Le journaliste le déclare en préambule : les armes qui circulent légalement pour des motifs de tir, de chasse ou de collection ne posent pas de problème majeur de sécurité et l'immense majorité des acteurs de ce milieu, que certains dépeignent volontiers comme louche, n'ont d'ailleurs pas hésité à jouer la transparence. À l'inverse, le monde politique et les nombreux ministères qui sont impliqués dans le commerce des armes légères à l'exportation ont rechigné (c'est un euphémisme) à communiquer sur le sujet! Il est paradoxal de constater que des politiciens, qui généralement sont ravis de donner leur avis, jouent ici la carte de la discrétion. Ces hommes politiques qui ne rêvent que de réformer nos droits pour restreindre l'accès légal aux armes par le particulier, ne recherchent pas ici, en parlant de commerce illégal international, la publicité gratuite dont ils sont si friands. Si ce journaliste avait fait un reportage pour savoir s’il fallait ou non continuer à pratiquer le tir, la chasse ou la collection dans notre royaume, il se serait probablement trouvé une dizaine de politiciens prêts à se battre pour qui serait le plus démagogique en termes de propositions de réformes portant atteinte aux droits des citoyens.
 

Laisser croire aux citoyens que toutes les armes saisies le seraient pour des faits liés à des affaires criminelles!
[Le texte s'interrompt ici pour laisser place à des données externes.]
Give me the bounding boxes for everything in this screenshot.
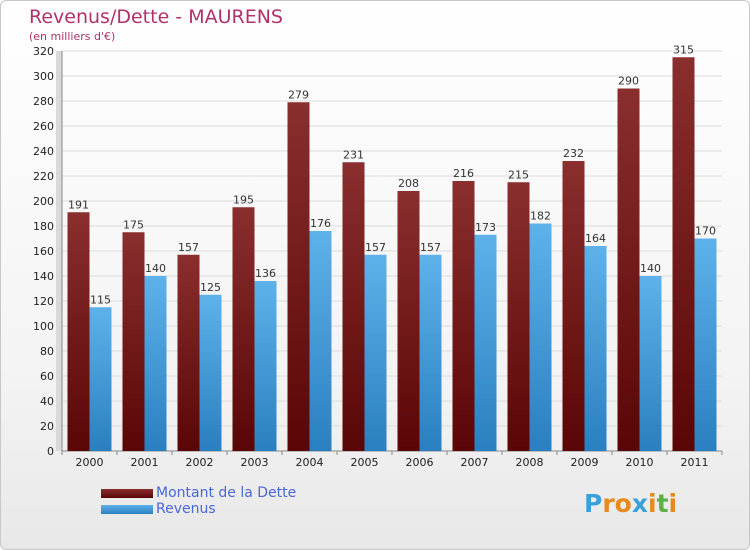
bar-revenus <box>694 238 717 451</box>
bar-revenus <box>474 234 497 451</box>
bar-dette <box>672 57 695 451</box>
value-label-dette: 208 <box>398 177 419 190</box>
logo-letter: r <box>602 489 615 518</box>
x-tick-label: 2008 <box>516 456 544 469</box>
y-tick-label: 100 <box>33 320 54 333</box>
logo-letter: t <box>656 489 669 518</box>
value-label-dette: 279 <box>288 88 309 101</box>
bar-revenus <box>419 254 442 451</box>
logo-letter: P <box>584 489 603 518</box>
bar-dette <box>122 232 145 451</box>
value-label-dette: 195 <box>233 193 254 206</box>
value-label-dette: 175 <box>123 218 144 231</box>
bar-dette <box>562 161 585 451</box>
y-tick-label: 280 <box>33 95 54 108</box>
y-tick-label: 300 <box>33 70 54 83</box>
legend-swatch-dette <box>101 489 153 498</box>
y-tick-label: 60 <box>40 370 54 383</box>
value-label-revenus: 170 <box>695 225 716 238</box>
value-label-revenus: 140 <box>640 262 661 275</box>
y-tick-label: 200 <box>33 195 54 208</box>
x-tick-label: 2001 <box>131 456 159 469</box>
logo-letter: x <box>631 489 648 518</box>
logo-letter: i <box>668 489 678 518</box>
x-tick-label: 2002 <box>186 456 214 469</box>
y-tick-label: 80 <box>40 345 54 358</box>
y-tick-label: 240 <box>33 145 54 158</box>
x-tick-label: 2004 <box>296 456 324 469</box>
x-tick-label: 2006 <box>406 456 434 469</box>
proxiti-logo: Proxiti <box>584 489 677 518</box>
value-label-revenus: 157 <box>365 241 386 254</box>
bar-revenus <box>199 294 222 451</box>
x-tick-label: 2003 <box>241 456 269 469</box>
y-tick-label: 180 <box>33 220 54 233</box>
y-tick-label: 260 <box>33 120 54 133</box>
y-tick-label: 160 <box>33 245 54 258</box>
value-label-revenus: 164 <box>585 232 606 245</box>
value-label-revenus: 125 <box>200 281 221 294</box>
value-label-dette: 157 <box>178 241 199 254</box>
bar-dette <box>232 207 255 451</box>
y-tick-label: 40 <box>40 395 54 408</box>
y-tick-label: 220 <box>33 170 54 183</box>
x-tick-label: 2011 <box>681 456 709 469</box>
y-tick-label: 0 <box>47 445 54 458</box>
logo-letter: i <box>648 489 657 518</box>
bar-revenus <box>639 276 662 451</box>
y-tick-label: 120 <box>33 295 54 308</box>
x-tick-label: 2005 <box>351 456 379 469</box>
value-label-revenus: 173 <box>475 221 496 234</box>
y-tick-label: 140 <box>33 270 54 283</box>
logo-letter: o <box>614 489 632 518</box>
x-tick-label: 2000 <box>76 456 104 469</box>
bar-dette <box>67 212 90 451</box>
bar-dette <box>177 254 200 451</box>
value-label-dette: 191 <box>68 198 89 211</box>
bar-revenus <box>254 281 277 451</box>
value-label-dette: 232 <box>563 147 584 160</box>
value-label-dette: 216 <box>453 167 474 180</box>
x-tick-label: 2007 <box>461 456 489 469</box>
x-tick-label: 2010 <box>626 456 654 469</box>
x-tick-label: 2009 <box>571 456 599 469</box>
bar-dette <box>452 181 475 451</box>
y-axis-strip <box>56 51 62 451</box>
bar-dette <box>617 88 640 451</box>
legend-swatch-revenus <box>101 505 153 514</box>
chart-subtitle: (en milliers d'€) <box>29 30 116 43</box>
chart-title: Revenus/Dette - MAURENS <box>29 6 283 28</box>
y-tick-label: 20 <box>40 420 54 433</box>
value-label-dette: 290 <box>618 75 639 88</box>
bar-dette <box>287 102 310 451</box>
value-label-revenus: 136 <box>255 267 276 280</box>
bar-revenus <box>529 223 552 451</box>
bar-revenus <box>89 307 112 451</box>
value-label-dette: 231 <box>343 148 364 161</box>
bar-dette <box>507 182 530 451</box>
y-tick-label: 320 <box>33 45 54 58</box>
bar-revenus <box>364 254 387 451</box>
value-label-revenus: 182 <box>530 210 551 223</box>
value-label-dette: 215 <box>508 168 529 181</box>
value-label-revenus: 176 <box>310 217 331 230</box>
bar-revenus <box>584 246 607 451</box>
value-label-revenus: 157 <box>420 241 441 254</box>
value-label-revenus: 140 <box>145 262 166 275</box>
bar-revenus <box>309 231 332 451</box>
value-label-revenus: 115 <box>90 293 111 306</box>
bar-dette <box>342 162 365 451</box>
legend-label-revenus: Revenus <box>156 501 216 517</box>
legend-label-dette: Montant de la Dette <box>156 485 297 501</box>
bar-dette <box>397 191 420 451</box>
value-label-dette: 315 <box>673 43 694 56</box>
bar-revenus <box>144 276 167 451</box>
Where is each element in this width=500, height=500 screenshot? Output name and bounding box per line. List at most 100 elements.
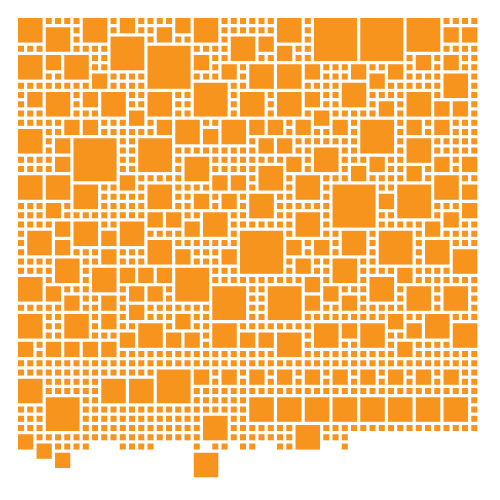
mosaic-tile bbox=[18, 425, 25, 432]
mosaic-tile bbox=[240, 203, 247, 210]
mosaic-tile bbox=[156, 18, 163, 25]
mosaic-tile bbox=[314, 360, 321, 367]
mosaic-tile bbox=[397, 129, 404, 136]
mosaic-tile bbox=[434, 138, 441, 145]
mosaic-tile bbox=[221, 64, 237, 80]
mosaic-tile bbox=[45, 175, 71, 200]
mosaic-tile bbox=[434, 64, 441, 71]
mosaic-tile bbox=[406, 388, 413, 395]
mosaic-tile bbox=[73, 45, 80, 52]
mosaic-tile bbox=[452, 249, 478, 274]
mosaic-tile bbox=[36, 203, 43, 210]
mosaic-tile bbox=[425, 166, 432, 173]
mosaic-tile bbox=[295, 323, 302, 330]
mosaic-tile bbox=[203, 406, 210, 413]
mosaic-tile bbox=[369, 92, 376, 99]
mosaic-tile bbox=[110, 36, 145, 71]
mosaic-tile bbox=[138, 193, 145, 200]
mosaic-tile bbox=[258, 388, 265, 395]
mosaic-tile bbox=[138, 415, 145, 422]
mosaic-tile bbox=[175, 434, 182, 441]
mosaic-tile bbox=[397, 166, 404, 173]
mosaic-tile bbox=[147, 129, 154, 136]
mosaic-tile bbox=[452, 314, 459, 321]
mosaic-tile bbox=[332, 258, 358, 284]
mosaic-tile bbox=[462, 184, 478, 200]
mosaic-tile bbox=[286, 388, 293, 395]
mosaic-tile bbox=[341, 138, 348, 145]
mosaic-tile bbox=[425, 175, 432, 182]
mosaic-tile bbox=[129, 212, 136, 219]
mosaic-tile bbox=[138, 138, 173, 173]
mosaic-tile bbox=[323, 129, 330, 136]
mosaic-tile bbox=[277, 332, 302, 358]
mosaic-tile bbox=[443, 267, 450, 274]
mosaic-tile bbox=[175, 119, 200, 145]
mosaic-tile bbox=[295, 425, 321, 450]
mosaic-tile bbox=[101, 341, 117, 358]
mosaic-tile bbox=[452, 277, 459, 284]
mosaic-tile bbox=[415, 73, 422, 80]
mosaic-tile bbox=[471, 388, 478, 395]
mosaic-tile bbox=[415, 360, 422, 367]
mosaic-tile bbox=[147, 415, 154, 422]
mosaic-tile bbox=[45, 203, 62, 219]
mosaic-tile bbox=[92, 323, 99, 330]
mosaic-tile bbox=[184, 101, 191, 108]
mosaic-tile bbox=[92, 434, 99, 441]
mosaic-tile bbox=[230, 388, 237, 395]
mosaic-tile bbox=[286, 221, 293, 228]
mosaic-tile bbox=[304, 138, 311, 145]
mosaic-tile bbox=[434, 212, 441, 219]
mosaic-tile bbox=[258, 138, 274, 154]
mosaic-tile bbox=[73, 369, 80, 376]
mosaic-tile bbox=[462, 175, 469, 182]
mosaic-tile bbox=[277, 156, 284, 163]
mosaic-tile bbox=[369, 351, 376, 358]
mosaic-tile bbox=[92, 295, 99, 302]
mosaic-tile bbox=[425, 277, 432, 284]
mosaic-tile bbox=[249, 314, 256, 321]
mosaic-tile bbox=[434, 92, 441, 99]
mosaic-tile bbox=[184, 203, 191, 210]
mosaic-tile bbox=[82, 295, 89, 302]
mosaic-tile bbox=[82, 212, 89, 219]
mosaic-tile bbox=[175, 240, 182, 247]
mosaic-tile bbox=[360, 351, 367, 358]
mosaic-tile bbox=[193, 406, 200, 413]
mosaic-tile bbox=[434, 388, 441, 395]
mosaic-tile bbox=[406, 64, 413, 71]
mosaic-tile bbox=[27, 156, 34, 163]
mosaic-tile bbox=[27, 82, 34, 89]
mosaic-tile bbox=[462, 45, 469, 52]
mosaic-tile bbox=[332, 184, 376, 228]
mosaic-tile bbox=[175, 36, 182, 43]
mosaic-tile bbox=[221, 147, 228, 154]
mosaic-tile bbox=[193, 369, 210, 385]
mosaic-tile bbox=[138, 184, 145, 191]
mosaic-tile bbox=[45, 138, 52, 145]
mosaic-tile bbox=[18, 360, 25, 367]
mosaic-tile bbox=[425, 341, 432, 348]
mosaic-tile bbox=[92, 73, 108, 89]
mosaic-tile bbox=[221, 360, 228, 367]
mosaic-tile bbox=[73, 138, 117, 182]
mosaic-tile bbox=[415, 277, 422, 284]
mosaic-tile bbox=[73, 27, 80, 34]
mosaic-tile bbox=[129, 425, 136, 432]
mosaic-tile bbox=[397, 286, 404, 293]
mosaic-tile bbox=[45, 323, 52, 330]
mosaic-tile bbox=[27, 425, 34, 432]
mosaic-tile bbox=[73, 443, 80, 450]
mosaic-tile bbox=[45, 73, 52, 80]
mosaic-tile bbox=[332, 82, 339, 89]
mosaic-tile bbox=[369, 314, 376, 321]
mosaic-tile bbox=[212, 156, 219, 163]
mosaic-tile bbox=[92, 212, 99, 219]
mosaic-tile bbox=[434, 119, 450, 136]
mosaic-tile bbox=[156, 406, 163, 413]
mosaic-tile bbox=[351, 110, 358, 117]
mosaic-tile bbox=[304, 341, 311, 348]
mosaic-tile bbox=[304, 27, 311, 34]
mosaic-tile bbox=[406, 82, 413, 89]
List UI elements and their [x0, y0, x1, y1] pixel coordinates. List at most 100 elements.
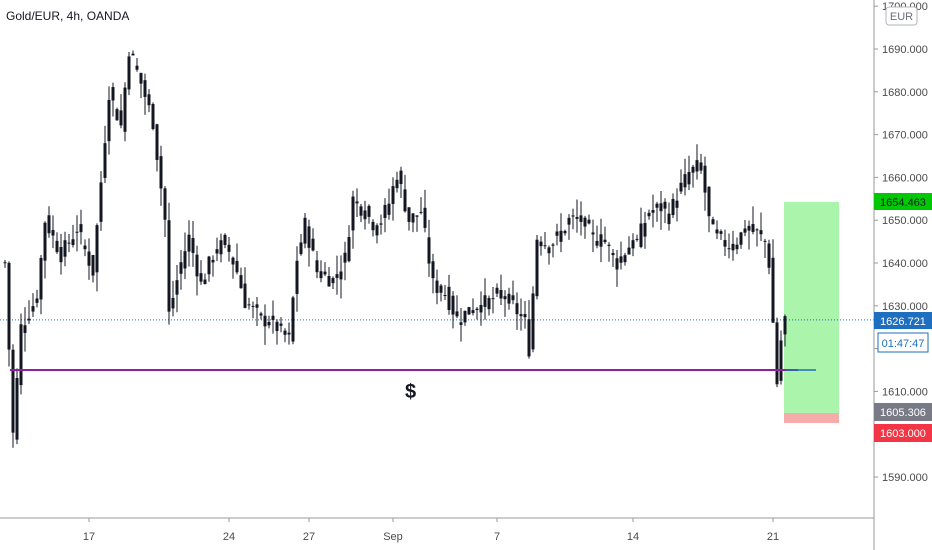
- candle: [523, 300, 527, 329]
- profit-zone[interactable]: [784, 202, 839, 413]
- candle: [427, 219, 431, 277]
- candle-body: [183, 251, 187, 269]
- candle: [691, 164, 695, 188]
- candle-body: [411, 213, 415, 223]
- candle-body: [299, 242, 303, 255]
- candle-body: [339, 271, 343, 280]
- candle-body: [403, 189, 407, 212]
- candle-body: [119, 110, 123, 126]
- candle: [35, 289, 39, 308]
- entry-price-label: 1605.306: [880, 407, 926, 419]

Ensuite, le reportage dérape un peu, avec une ouverture sur les greffes du tribunal de Charleroi et sur les nombreuses armes saisies. Quelques armes sont choisies, sans que les motifs de saisie soient précisés, ce qui laisse croire aux citoyens non informés sur la question que toutes les armes saisies le seraient pour des faits liés à des affaires criminelles. Une manière aussi de donner à penser que le commerce à destination des particuliers serait une source d'approvisionnement pour le trafic international. Retour ensuite à la FN et à l'affaire des P90 achetés officiellement par la Jordanie, qui se sont partiellement retrouvés sur le marché suisse, disponibles pour de riches collectionneurs. Ici un petit loupé, ai-je presque envie de dire. Le journaliste aurait pu souligner que, dans le cas spécifique du P90 et de sa cote sur le marché de la collection, c'est paradoxalement parce que la FN (sous la pression du monde politique, « encore lui ») refuse de vendre quelques armes à des collectionneurs, que la demande existe pour cette arme sur le marché de la collection et que des armuriers cherchent à fournir ce marché à des prix qui n'ont plus rien à voir avec la valeur réelle de l'arme. C'est évidemment en favorisant un marché transparent plutôt qu'en favorisant le système actuel que les états réduiront le commerce illicite et l'approvisionnement du marché parallèle, qui lui-même contribue à la dissémination des armes légères et à l'augmentation du sentiment d'insécurité dans les pays occidentaux. Une fois encore, la voie suivie, à savoir un renforcement des mesures contre les détenteurs légaux, est un moteur de développement du marché noir et de l'insécurité. Que des P90 se soient retrouvés dans le milieu de la pègre m'étonne un petit peu. Il est précisé dans le reportage que la FN n'a pas vendu de munitions avec le lot jordanien mis en cause. Or, si la pègre utilise quelques P90, les munitions doivent bien venir de quelque part. Voilà une question qui aurait dû tarauder notre journaliste.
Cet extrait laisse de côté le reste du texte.